04-04-2008 02:48 PM
04-04-2008 05:48 PM
04-05-2008 01:56 PM - edited 04-05-2008 01:59 PM
It makes no sense that code can speed up by a factor of 10 if the computer actually needs to do more work (dragging a window, etc.).
Something must be either terribly wrong with your code or there is posssible (unlikely) that you are exposing an unknown bug in LabVIEW.
What is the CPU usage if you don't drag windows around? Since you are saying the CPU usage goes up to >60%, I am assuming that the CPU usage is maybe <10% when it is supposed to do real work. I have no problems filling my CPUs to 100% for any real computations, while keeping the UI responsive at the same time. You need to find out why the processor is not kept busy if you are only watching it process images.
First of all, we need to know how you measure the speed of your code. Do you have actual code timing with and without your tweaking? Watching the CPU meter alone does not tell how much is spend on your computations.
If you cannot keep your processor busy working on your data, you need to inspect your code. Chances are that your code is not optimal and your code is spending most of the time making data copies in memory and switching threads or dealing with synchronous property nodes. How about race conditions? Do you have sufficient RAM or is swapping involved? Is there any hardware involved. Are the images to be processed available locally or do they come from a network server or imaging ssystem?

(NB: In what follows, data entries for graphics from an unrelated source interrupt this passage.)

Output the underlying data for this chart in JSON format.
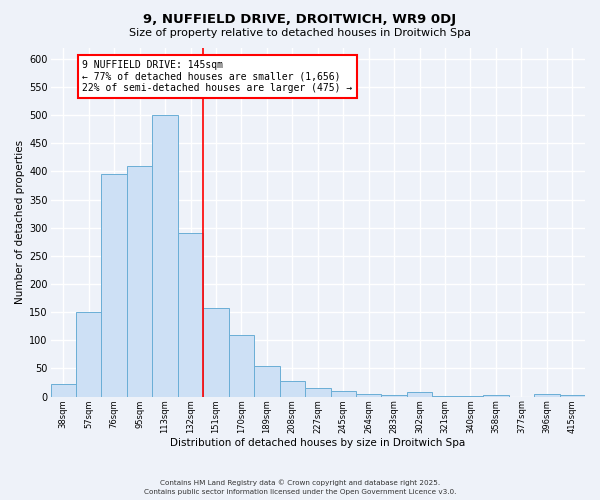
{
  "title1": "9, NUFFIELD DRIVE, DROITWICH, WR9 0DJ",
  "title2": "Size of property relative to detached houses in Droitwich Spa",
  "xlabel": "Distribution of detached houses by size in Droitwich Spa",
  "ylabel": "Number of detached properties",
  "bin_labels": [
    "38sqm",
    "57sqm",
    "76sqm",
    "95sqm",
    "113sqm",
    "132sqm",
    "151sqm",
    "170sqm",
    "189sqm",
    "208sqm",
    "227sqm",
    "245sqm",
    "264sqm",
    "283sqm",
    "302sqm",
    "321sqm",
    "340sqm",
    "358sqm",
    "377sqm",
    "396sqm",
    "415sqm"
  ],
  "bar_values": [
    22,
    150,
    395,
    410,
    500,
    290,
    158,
    110,
    55,
    28,
    15,
    10,
    5,
    3,
    8,
    1,
    1,
    2,
    0,
    5,
    2
  ],
  "bar_color": "#cde0f5",
  "bar_edge_color": "#6aaed6",
  "vline_x": 5.5,
  "vline_color": "red",
  "annotation_title": "9 NUFFIELD DRIVE: 145sqm",
  "annotation_line1": "← 77% of detached houses are smaller (1,656)",
  "annotation_line2": "22% of semi-detached houses are larger (475) →",
  "ylim": [
    0,
    620
  ],
  "yticks": [
    0,
    50,
    100,
    150,
    200,
    250,
    300,
    350,
    400,
    450,
    500,
    550,
    600
  ],
  "footer_line1": "Contains HM Land Registry data © Crown copyright and database right 2025.",
  "footer_line2": "Contains public sector information licensed under the Open Government Licence v3.0.",
  "bg_color": "#eef2f9"
}
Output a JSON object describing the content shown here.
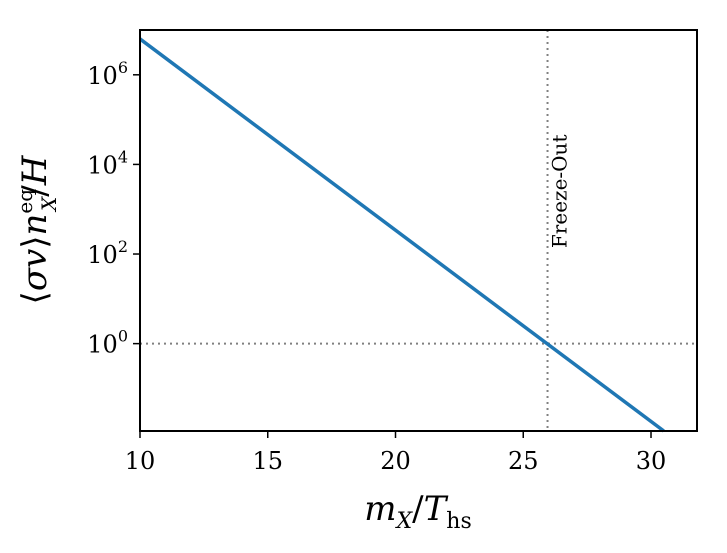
{
  "chart_data": {
    "type": "line",
    "xlabel": "mX/Ths",
    "ylabel": "⟨σv⟩nXeq/H",
    "xlim": [
      10,
      31.8
    ],
    "ylim_log10": [
      -1.95,
      7.0
    ],
    "y_scale": "log",
    "grid": false,
    "x_ticks": [
      10,
      15,
      20,
      25,
      30
    ],
    "y_ticks": [
      {
        "exp": 0,
        "label_base": "10",
        "label_exp": "0"
      },
      {
        "exp": 2,
        "label_base": "10",
        "label_exp": "2"
      },
      {
        "exp": 4,
        "label_base": "10",
        "label_exp": "4"
      },
      {
        "exp": 6,
        "label_base": "10",
        "label_exp": "6"
      }
    ],
    "series": [
      {
        "color": "#1f77b4",
        "points": [
          {
            "x": 10,
            "log10y": 6.8
          },
          {
            "x": 30.5,
            "log10y": -1.95
          }
        ]
      }
    ],
    "reference_lines": {
      "horizontal_log10y": 0,
      "vertical_x": 25.95,
      "color": "#808080"
    },
    "annotation": {
      "text": "Freeze-Out",
      "x": 26.7,
      "log10y": 3.4
    }
  }
}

What kind of image manipulation are you doing? How big are the images? How many CPU cores do you have?
04-05-2008 02:29 PM
Actually, I saw something not dissimilar a few days ago. I wrote some quick and dirty code to do something with the picture control, but it was very slow (it would take a second or two to run a loop instead of ~10 ms).
I decided to do a quick test by placing a couple of Tick Count nodes and measuring the difference to see which part of the code was taking up the time. Since the individual parts of the code were running fast inside for loops, I decided to stop the VI to see the exact section which was taking up the time, but each time I stopped the VI the indicators were showing numbers which were too small. After a minute of playing with this, I realized that whenever I pushed the abort button the VI would start running faster. If I kept it pushed, the VI would keep running faster (although I didn't check the CPU usage).
I didn't look into it, but I suspect some sort of thread swap issue or something else along those lines.
04-07-2008 09:19 AM
04-07-2008 10:27 AM
A bit more info:
When I wrote this morning, the program ran at >50% CPU. When I run it now (again, not changing any code), it runs at >60% CPU. Also, by my qualitative speed measurement, it seems to have picked up the pace a little bit as well.
Maybe it doesn't have anything to do with the code, and has to do with something else going on on the computer?